What Does Religion Mean to Me?
I have no idea why I decided to dive into the topic of religion. I know it can be controversial, and I’ve never been one to shy away from controversial. Maybe it’s my more atypical approach to religion that makes me want to write on the subject?
I was baptized and confirmed into the United Church of Canada. My view of the United Church is that it is one of the most, if not the most, liberal church. For example, we were one of the first churches to accept homosexual relationships. Growing up, I didn’t love going to church, but really, what kid loved being forced to wake up early on Sunday? Anyways, once at church I always had a good time and the lessons I learned were to love one another, god is forgiving, god is caring, god loves everyone, help others, accept others, don’t judge others, etc. The messages were all positive. I have no recollection of learning about the impending doom of the world, or severe punishment for sins, or suffering in hell. Our minister was amazing, he knew the entire large congregation by name and made everyone feel great about themselves. I simply remember the positive messages and the happiness that went along with going to that church.
So, then at the age of 14 or 15, my Dad stopped going to the United Church and started going to an Evangelical Lutheran Church of Canada with my now step-mom and her kids. I didn’t have much choice, so I also changed churches. At the same time, I had also started to question a lot in my life. I just experienced the death of my mom and my sister. My Dad was moving on in only a few months. And I never had the personality to just stand by and take things for granted, so I started to question religion. I quickly determined that the Lutheran Church does not share the same liberal values as the United Church. We sat through sermons which focused on death and hell. How we would all go to hell for our sins no matter how good we were. How we would all be judged when the time came. After over a year of attending the small church of only about 50 people, nearly every single Sunday, I was approached by the minister and asked if I was home from university for the weekend. I was confused, I had been sitting in the same pew for nearly 52 weeks and the guy had no idea who I was. He made no attempt to know me, or to connect with me. This only fueled my distaste for this church and helped my adolescent mind determine that this was a horrible, mean, judgemental church who didn’t even know I existed.

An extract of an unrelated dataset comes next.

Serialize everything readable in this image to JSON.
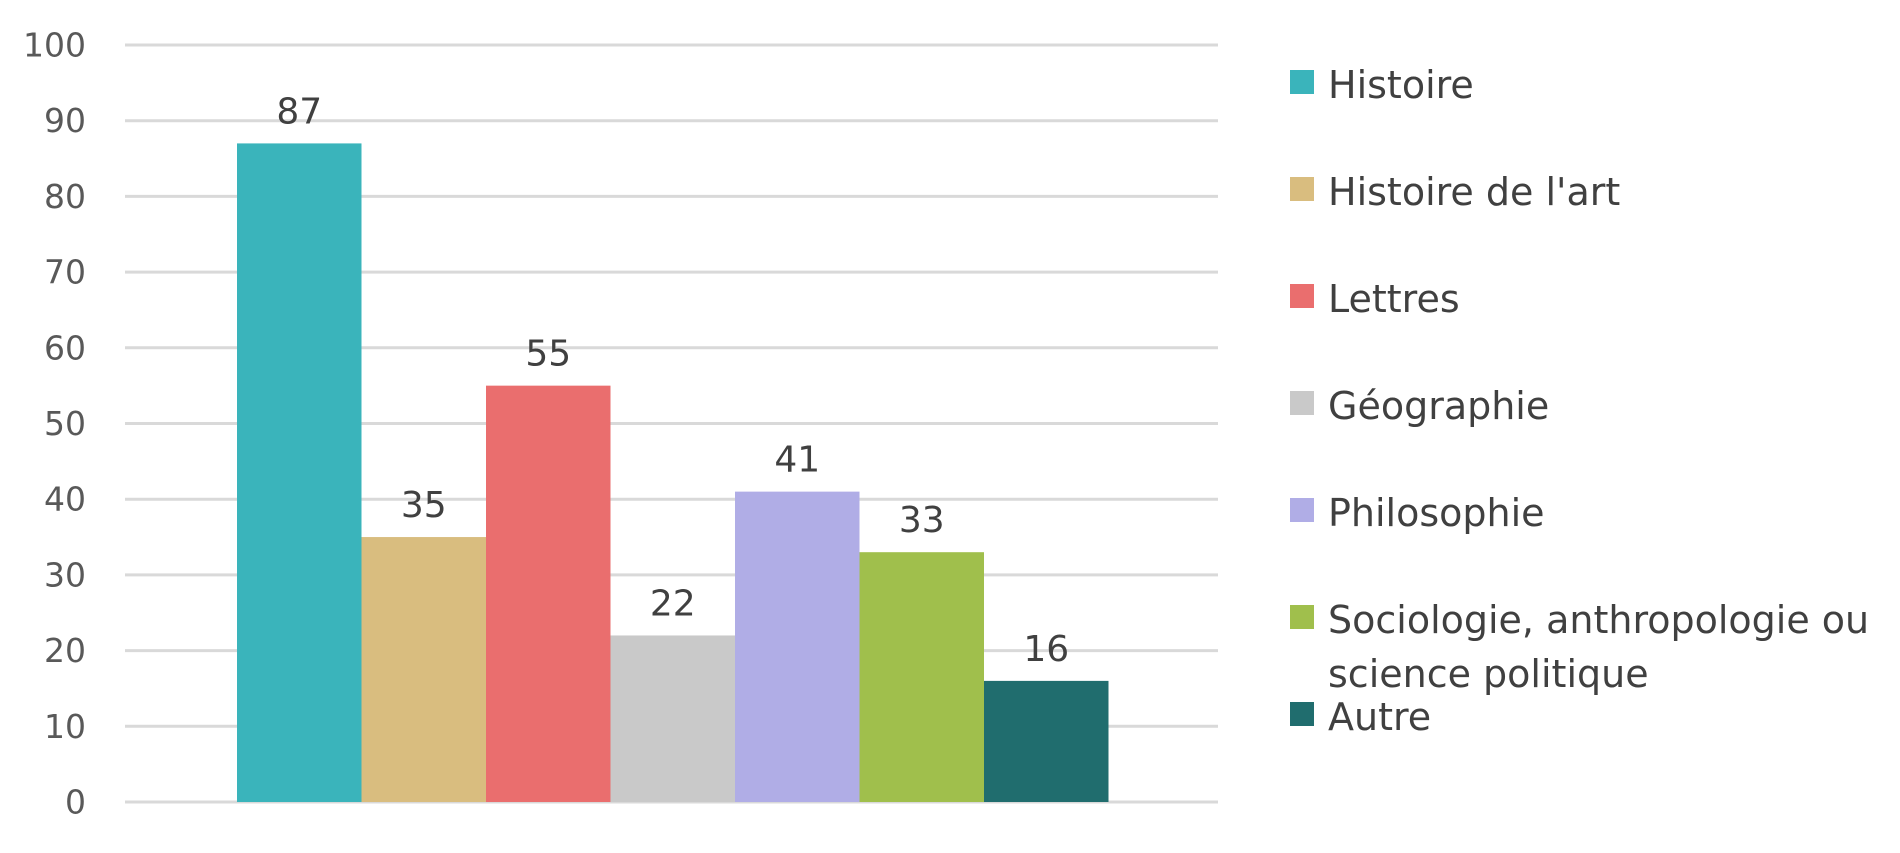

I was so confused!! One church said that we were loved and encouraged love. The other seemed to focus on scaring people into being good and how we would all go to hell regardless of how good we were. (At least this was my interpretation).
My confusion only grew stronger when I was told by my Dad, that it doesn’t matter which church you actually go to because it’s all the same god. I couldn’t for the life of me comprehend this. How could it be the same god? The god I grew up with was loving, caring and kind. This new god sure didn’t seem to be loving and caring. This new god seemed more obsessed with punishment and hatred.
As mentioned at the same time as changing churches, I was also dealing with the loss of my mom and sister. Presumably to help me cope with their deaths, people were saying things like, God needed them; God had other plans for them; they are needed more in heaven they are on earth; you’ll see them again one day; they are now angels looking over you; they are in heaven and happy. None of this made sense to me – what greater purpose could god have for them than allowing my mom to be my mom and my sister to be my sister and contribute to the world? What good does it do to have them in heaven looking over me? How could they be looking over me and happy, while I am suffering so much? And where is personal choice and freedom in all of this? A guy made a choice to not pay enough attention while he drove through a stop sign and he killed them. I couldn’t understand how this was a loving god’s doing. Why would god literally take away 2 lives and forever alter many more in the process? At least it wasn’t the actions of the loving god that I knew and believed in. It just didn’t make sense then, and now with 4 miscarriages, I’m hearing the same type of rhetoric and it still doesn’t make any more sense to me now, then it did as a teenager.
So, what have these religious turning points actually meant to me? How have they helped shape me into the adult I am today? Where am I today?
I am still confused, but I am at a place of acceptance with my confusion. At best you could say I’m happily confused. Realistically, you could say I’m non-religious.
I would desperately like to believe that when I do eventually die (hopefully at the ripe old age of at least 90, with all my mental and physical faculties still intact and surrounded by love), that I will see my mom and sister waiting for me. And maybe even my grandparents and my husband’s grandparents, and others that I may lose between now and then. But, this doesn’t mean it will actually happen, and I’m definitely not convinced that it will.
As soon as I was able to make the decision, I decided not to attend any form of church at this point in my life, and not to participate in organized religion. But to keep my heart open to spirituality. And, more importantly, to live the values and morals that I was taught as a child, most of which were reinforced while attending the United Church. To be a good person. To be honest. To support those in need. To love. To care.
I don’t need a conversion to any sort of religion to make me a good person, and at the end of the day, isn’t life about being a good person who exemplifies kindness, caring and love? And if religion is going to argue that this type of life isn’t good enough, as was the message I heard at the Lutheran Church, then I don’t want to be part of that religion.
And, even if others don’t agree, I’m okay with my decisions.